Dalam proses rapat pleno rekapitulasi penghitungan suara tingkat Kabupaten, keempat anggota KPUD tersebut mengabaikan kehadiran Bawaslu Kabupaten Tolikara, Panitia Pemilihan Distrik (PPD), dan saksi dari partai politik.
Hal ini berakibat pada banyaknya saksi yang tidak hadir dan tidak menandatangani berita acara serta sertifikat rekapitulasi hasil suara.
“Keempatnya tidak melibatkan pihak terkait, sehingga menimbulkan ketidakpastian hukum dan syak wasangka di kalangan masyarakat mengenai kemungkinan perubahan atau pemindahan suara,”terang Anggota Majelis Muhammad Tio Aliansyah.

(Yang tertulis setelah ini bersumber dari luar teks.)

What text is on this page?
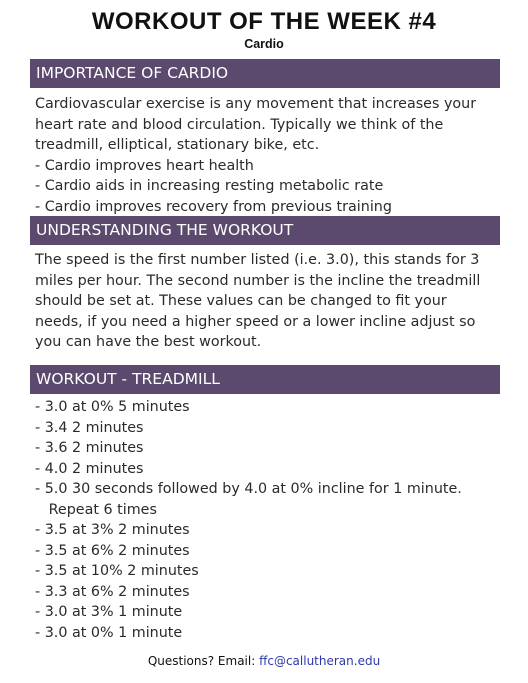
WORKOUT OF THE WEEK #4
Cardio
IMPORTANCE OF CARDIO
Cardiovascular exercise is any movement that increases your heart rate and blood circulation. Typically we think of the treadmill, elliptical, stationary bike, etc.
- Cardio improves heart health
- Cardio aids in increasing resting metabolic rate
- Cardio improves recovery from previous training
UNDERSTANDING THE WORKOUT
The speed is the first number listed (i.e. 3.0), this stands for 3 miles per hour. The second number is the incline the treadmill should be set at. These values can be changed to fit your needs, if you need a higher speed or a lower incline adjust so you can have the best workout.
WORKOUT - TREADMILL
- 3.0 at 0% 5 minutes
- 3.4 2 minutes
- 3.6 2 minutes
- 4.0 2 minutes
- 5.0 30 seconds followed by 4.0 at 0% incline for 1 minute.
Repeat 6 times
- 3.5 at 3% 2 minutes
- 3.5 at 6% 2 minutes
- 3.5 at 10% 2 minutes
- 3.3 at 6% 2 minutes
- 3.0 at 3% 1 minute
- 3.0 at 0% 1 minute
Questions? Email: ffc@callutheran.edu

Selain itu, Deki Gobai, Ketua KPU Kabupaten Paniai, juga dikenakan sanksi pemberhentian tetap. Deki terbukti pernah terlibat sebagai anggota partai politik dan namanya tercatat sebagai calon Anggota DPRD Kabupaten Paniai pada Pemilu 2019. Meskipun telah mengundurkan diri, Deki belum memenuhi syarat waktu lima tahun yang diwajibkan oleh Undang-Undang Nomor 7 Tahun 2017 tentang Pemilihan Umum.
Keputusan ini mencerminkan komitmen DKPP dalam menjaga integritas penyelenggaraan Pemilu di Indonesia, sekaligus menjadi pengingat bagi semua penyelenggara untuk beroperasi dengan transparansi dan profesionalisme.